- ICOBox sold digital tokens worth $14 million to US investors without registering.
- ICOBox also served many crypto projects that collected over $650 million via ICOs.
The Securities and Exchange Commission (SEC) has filed a lawsuit against ICOBox, a provider of ICO marketing services. Nikolay Evdokimov, the founder of ICOBox, has allegedly conducted an illegal $14 million securities offering of digital tokens. ICOBox violated US securities laws by selling digital tokens to US investors without registering the initial coin offering (ICO).
ICOBox has reportedly served many crypto projects, that collected more than $650 million via initial token offerings. Some of the ICOs are still running, including names such as INS, Universa, Play2Live, Crypterium, Celsius, Storiqa, Tokenstars, and CrowdGenie. Michele Wein Layne, Regional Director of the Los Angeles Regional Office, said:
“By ignoring the registration requirements of the federal securities laws, ICOBox and Evdokimov exposed investors to investments, which are now virtually worthless, without providing information that is critical to making informed investment decisions.”

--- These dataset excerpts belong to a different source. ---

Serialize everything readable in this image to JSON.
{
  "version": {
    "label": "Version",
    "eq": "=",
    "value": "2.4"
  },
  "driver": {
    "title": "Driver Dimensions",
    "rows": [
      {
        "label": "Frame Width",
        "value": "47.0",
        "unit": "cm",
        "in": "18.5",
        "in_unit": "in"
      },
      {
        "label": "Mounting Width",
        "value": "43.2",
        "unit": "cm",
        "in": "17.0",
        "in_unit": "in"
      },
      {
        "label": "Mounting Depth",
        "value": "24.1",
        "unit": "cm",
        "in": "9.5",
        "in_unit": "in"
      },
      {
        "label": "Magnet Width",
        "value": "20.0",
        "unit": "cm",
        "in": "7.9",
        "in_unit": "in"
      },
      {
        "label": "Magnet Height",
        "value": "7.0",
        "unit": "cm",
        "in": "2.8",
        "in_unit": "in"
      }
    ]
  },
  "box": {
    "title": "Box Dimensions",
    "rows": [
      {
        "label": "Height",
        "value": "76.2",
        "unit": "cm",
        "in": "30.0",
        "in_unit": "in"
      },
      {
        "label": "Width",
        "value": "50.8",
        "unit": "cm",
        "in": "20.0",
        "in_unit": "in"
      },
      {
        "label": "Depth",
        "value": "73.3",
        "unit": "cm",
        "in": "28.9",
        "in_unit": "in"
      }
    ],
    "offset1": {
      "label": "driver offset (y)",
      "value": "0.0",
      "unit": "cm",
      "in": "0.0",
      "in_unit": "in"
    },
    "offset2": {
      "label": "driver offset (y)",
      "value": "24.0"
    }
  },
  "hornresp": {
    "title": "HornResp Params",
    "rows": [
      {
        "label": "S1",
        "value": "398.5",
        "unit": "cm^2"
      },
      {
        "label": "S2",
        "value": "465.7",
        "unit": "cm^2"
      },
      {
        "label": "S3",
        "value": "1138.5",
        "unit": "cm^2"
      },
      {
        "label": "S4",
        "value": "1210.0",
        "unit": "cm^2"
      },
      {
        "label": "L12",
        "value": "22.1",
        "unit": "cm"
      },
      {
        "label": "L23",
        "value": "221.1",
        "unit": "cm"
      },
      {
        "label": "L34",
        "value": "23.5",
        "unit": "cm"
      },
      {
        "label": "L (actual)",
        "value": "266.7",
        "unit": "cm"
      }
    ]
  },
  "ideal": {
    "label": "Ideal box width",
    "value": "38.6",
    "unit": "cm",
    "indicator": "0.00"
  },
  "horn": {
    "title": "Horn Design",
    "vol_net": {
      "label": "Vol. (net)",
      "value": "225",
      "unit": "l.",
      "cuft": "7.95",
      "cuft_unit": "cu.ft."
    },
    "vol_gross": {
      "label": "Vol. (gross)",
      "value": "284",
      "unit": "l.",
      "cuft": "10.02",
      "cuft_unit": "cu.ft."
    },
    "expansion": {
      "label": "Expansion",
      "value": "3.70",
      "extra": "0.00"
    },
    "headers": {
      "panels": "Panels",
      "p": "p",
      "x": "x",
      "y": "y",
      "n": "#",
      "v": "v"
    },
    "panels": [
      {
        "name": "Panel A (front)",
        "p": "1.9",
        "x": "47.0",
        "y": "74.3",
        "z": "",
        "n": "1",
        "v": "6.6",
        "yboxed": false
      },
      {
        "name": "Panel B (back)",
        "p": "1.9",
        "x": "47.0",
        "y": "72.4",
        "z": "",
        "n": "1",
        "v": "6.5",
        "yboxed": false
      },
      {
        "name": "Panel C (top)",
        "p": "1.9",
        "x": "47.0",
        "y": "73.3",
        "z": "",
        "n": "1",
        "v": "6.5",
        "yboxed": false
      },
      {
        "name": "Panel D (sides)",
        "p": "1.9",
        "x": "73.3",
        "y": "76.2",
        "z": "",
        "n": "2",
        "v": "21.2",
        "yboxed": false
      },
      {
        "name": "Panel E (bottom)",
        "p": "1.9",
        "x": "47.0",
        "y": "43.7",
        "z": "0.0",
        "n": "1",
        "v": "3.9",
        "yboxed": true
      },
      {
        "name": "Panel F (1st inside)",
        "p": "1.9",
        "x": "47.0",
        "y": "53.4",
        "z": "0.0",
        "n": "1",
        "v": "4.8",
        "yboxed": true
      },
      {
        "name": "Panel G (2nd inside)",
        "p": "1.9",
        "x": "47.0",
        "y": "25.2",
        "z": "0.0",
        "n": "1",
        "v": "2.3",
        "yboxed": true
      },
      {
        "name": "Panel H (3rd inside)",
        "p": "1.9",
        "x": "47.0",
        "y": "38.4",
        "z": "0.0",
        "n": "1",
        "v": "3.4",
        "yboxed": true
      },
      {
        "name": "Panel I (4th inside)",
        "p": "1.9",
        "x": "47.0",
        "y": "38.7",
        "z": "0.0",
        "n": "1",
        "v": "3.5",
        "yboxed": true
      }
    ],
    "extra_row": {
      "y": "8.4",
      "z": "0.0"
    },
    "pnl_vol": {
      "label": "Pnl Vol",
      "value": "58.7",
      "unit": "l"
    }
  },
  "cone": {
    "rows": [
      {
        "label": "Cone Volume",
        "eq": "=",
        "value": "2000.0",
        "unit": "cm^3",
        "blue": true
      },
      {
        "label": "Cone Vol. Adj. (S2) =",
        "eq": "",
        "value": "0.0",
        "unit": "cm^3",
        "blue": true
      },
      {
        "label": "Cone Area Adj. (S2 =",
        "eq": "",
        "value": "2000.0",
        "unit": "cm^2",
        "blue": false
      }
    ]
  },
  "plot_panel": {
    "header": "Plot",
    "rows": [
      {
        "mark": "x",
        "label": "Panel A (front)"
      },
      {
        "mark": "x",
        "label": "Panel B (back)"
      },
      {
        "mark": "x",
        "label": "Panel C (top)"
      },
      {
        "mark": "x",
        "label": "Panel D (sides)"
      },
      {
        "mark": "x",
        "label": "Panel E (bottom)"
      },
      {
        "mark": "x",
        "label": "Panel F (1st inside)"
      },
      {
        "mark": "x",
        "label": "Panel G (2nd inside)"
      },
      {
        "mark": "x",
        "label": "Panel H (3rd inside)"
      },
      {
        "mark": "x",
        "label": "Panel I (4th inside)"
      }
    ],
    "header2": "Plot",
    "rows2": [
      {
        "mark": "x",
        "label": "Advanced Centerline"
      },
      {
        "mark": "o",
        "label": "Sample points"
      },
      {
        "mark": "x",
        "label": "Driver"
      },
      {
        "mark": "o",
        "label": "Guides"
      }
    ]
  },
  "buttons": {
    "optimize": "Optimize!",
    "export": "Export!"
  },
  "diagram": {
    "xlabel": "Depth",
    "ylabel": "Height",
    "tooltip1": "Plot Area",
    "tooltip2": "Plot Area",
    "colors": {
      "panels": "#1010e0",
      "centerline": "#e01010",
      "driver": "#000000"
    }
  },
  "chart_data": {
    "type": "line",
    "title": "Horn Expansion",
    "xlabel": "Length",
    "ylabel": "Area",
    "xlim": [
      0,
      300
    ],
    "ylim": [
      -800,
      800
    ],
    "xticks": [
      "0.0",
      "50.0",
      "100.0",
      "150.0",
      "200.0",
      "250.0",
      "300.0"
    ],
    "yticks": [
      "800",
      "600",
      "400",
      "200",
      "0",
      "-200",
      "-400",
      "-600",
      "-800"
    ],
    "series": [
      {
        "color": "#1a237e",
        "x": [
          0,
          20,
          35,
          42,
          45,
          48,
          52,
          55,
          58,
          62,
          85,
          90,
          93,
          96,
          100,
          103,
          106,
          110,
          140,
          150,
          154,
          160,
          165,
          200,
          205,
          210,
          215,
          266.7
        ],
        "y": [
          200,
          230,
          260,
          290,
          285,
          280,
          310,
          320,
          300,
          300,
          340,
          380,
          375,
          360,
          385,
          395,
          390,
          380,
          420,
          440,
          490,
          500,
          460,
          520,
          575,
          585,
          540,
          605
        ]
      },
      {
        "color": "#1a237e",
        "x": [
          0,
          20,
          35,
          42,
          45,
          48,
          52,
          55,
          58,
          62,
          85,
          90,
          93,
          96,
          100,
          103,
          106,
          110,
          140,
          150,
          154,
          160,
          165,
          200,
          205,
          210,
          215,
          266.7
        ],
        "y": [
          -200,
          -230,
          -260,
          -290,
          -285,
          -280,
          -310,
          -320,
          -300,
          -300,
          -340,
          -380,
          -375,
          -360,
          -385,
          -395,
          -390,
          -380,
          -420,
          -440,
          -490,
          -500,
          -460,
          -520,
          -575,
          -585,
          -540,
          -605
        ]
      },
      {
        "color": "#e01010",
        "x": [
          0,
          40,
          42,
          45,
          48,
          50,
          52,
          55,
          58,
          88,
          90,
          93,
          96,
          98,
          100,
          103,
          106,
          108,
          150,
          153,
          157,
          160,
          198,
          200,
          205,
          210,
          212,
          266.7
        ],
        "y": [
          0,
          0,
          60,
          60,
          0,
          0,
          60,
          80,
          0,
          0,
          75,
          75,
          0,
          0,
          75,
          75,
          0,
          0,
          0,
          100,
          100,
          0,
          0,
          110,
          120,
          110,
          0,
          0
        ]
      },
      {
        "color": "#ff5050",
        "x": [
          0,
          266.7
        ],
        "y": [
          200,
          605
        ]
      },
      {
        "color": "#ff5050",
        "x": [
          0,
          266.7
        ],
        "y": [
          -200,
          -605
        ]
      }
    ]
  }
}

As explained in the order, the SEC determined that ICOBox amounted to selling securities without filing a registration or qualifying for a registration exemption. As per SEC, the offering was in disagreement with the securities laws as the vehicle being offered could be deemed as securities, and thus the principles should have registered with the SEC as broker-dealers
Currently, the regulatory status of crypto offerings is not precise. However, the SEC said that that securities law might apply to some virtual tokens owing to their specific characteristics. Securities registration, disclosure and other requirements apply in those cases. The SEC has put the offerings of many companies to hold after issuing warnings. It has also frozen the assets of several cryptocurrency firms, halted ICOs and suspended trading.